By Leslie Brody. Staff Writer.

Shortly after the Assembly education committee passed a tenure bill Thursday afternoon, the senator pushing another tenure bill announced compromises that make hers much more of a match.

Sen. M. Teresa Ruiz, D-Essex, said her new bill deletes provisions to weaken the role of seniority in protecting teachers’ jobs during layoffs due to budget cuts. She had previously pushed for an end to the seniority system known as last-in-first-out but said she had to give that up to get tenure reform passed.

Her bill requires a mentorship year, and then two good evaluations for a teacher to get the job protections of tenure after a fourth year on the job. It also says tenure cases should be heard by arbitrators rather than administrative judges – a change pushed by the teachers’ unions.

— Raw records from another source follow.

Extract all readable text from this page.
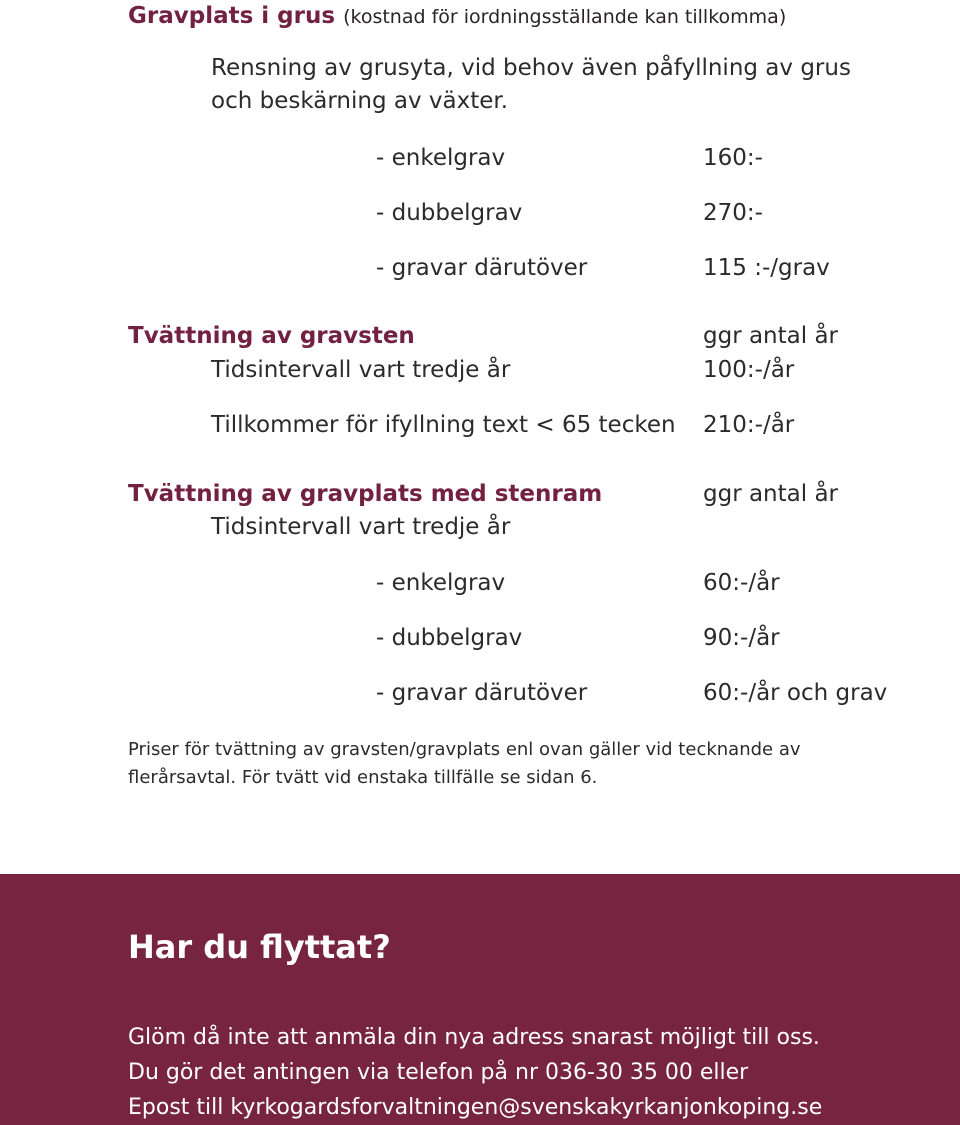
Gravplats i grus (kostnad för iordningsställande kan tillkomma)

Rensning av grusyta, vid behov även påfyllning av grus

och beskärning av växter.

- enkelgrav	160:-

- dubbelgrav	270:-

- gravar därutöver	115 :-/grav

Tvättning av gravsten	ggr antal år

Tidsintervall vart tredje år	100:-/år

Tillkommer för ifyllning text < 65 tecken 210:-/år

Tvättning av gravplats med stenram	ggr antal år

Tidsintervall vart tredje år

- enkelgrav	60:-/år

- dubbelgrav	90:-/år

- gravar därutöver	60:-/år och grav

Priser för tvättning av gravsten/gravplats enl ovan gäller vid tecknande av
flerårsavtal. För tvätt vid enstaka tillfälle se sidan 6.

Har du flyttat?

Glöm då inte att anmäla din nya adress snarast möjligt till oss.
Du gör det antingen via telefon på nr 036-30 35 00 eller
Epost till kyrkogardsforvaltningen@svenskakyrkanjonkoping.se
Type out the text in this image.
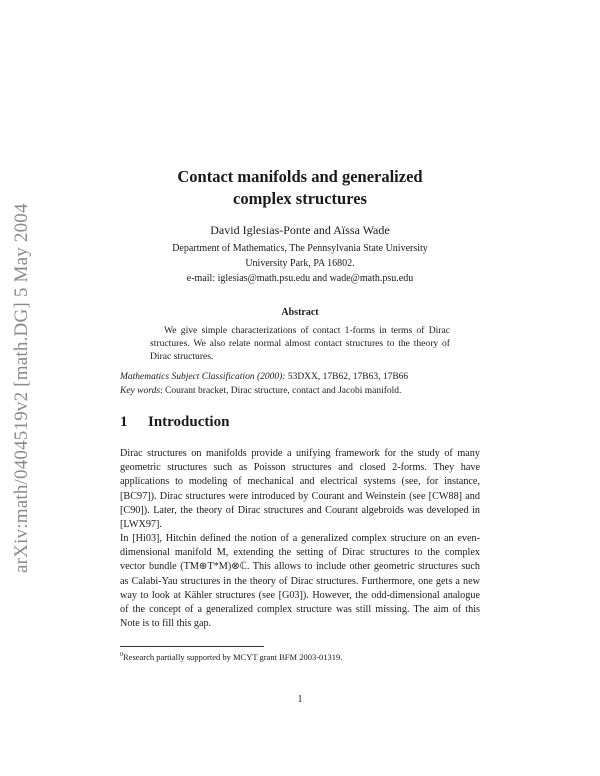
arXiv:math/0404519v2 [math.DG] 5 May 2004
Contact manifolds and generalized
complex structures
David Iglesias-Ponte and Aïssa Wade
Department of Mathematics, The Pennsylvania State University
University Park, PA 16802.
e-mail: iglesias@math.psu.edu and wade@math.psu.edu
Abstract
We give simple characterizations of contact 1-forms in terms of Dirac structures. We also relate normal almost contact structures to the theory of Dirac structures.
Mathematics Subject Classification (2000): 53DXX, 17B62, 17B63, 17B66
Key words: Courant bracket, Dirac structure, contact and Jacobi manifold.
1 Introduction
Dirac structures on manifolds provide a unifying framework for the study of many geometric structures such as Poisson structures and closed 2-forms. They have applications to modeling of mechanical and electrical systems (see, for instance, [BC97]). Dirac structures were introduced by Courant and Weinstein (see [CW88] and [C90]). Later, the theory of Dirac structures and Courant algebroids was developed in [LWX97].
In [Hi03], Hitchin defined the notion of a generalized complex structure on an even-dimensional manifold M, extending the setting of Dirac structures to the complex vector bundle (TM⊕T*M)⊗ℂ. This allows to include other geometric structures such as Calabi-Yau structures in the theory of Dirac structures. Furthermore, one gets a new way to look at Kähler structures (see [G03]). However, the odd-dimensional analogue of the concept of a generalized complex structure was still missing. The aim of this Note is to fill this gap.
$^0$Research partially supported by MCYT grant BFM 2003-01319.
1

In the Assembly, the education committee chair, Patrick Diegnan Jr., D-Middlesex, drafted this bill, which has been backed by the powerful New Jersey Education Association. This bill calls for binding arbitration for contested cases, a process the union has said will make it cheaper and faster to revoke tenure from ineffective or abusive teachers.

Diegnan’s bill also lengthens the time before educators earn tenure to four years, from the current three. The assemblyman and NJEA have stressed the need to preserve the due process rights of tenure so that teachers are protected from political interference.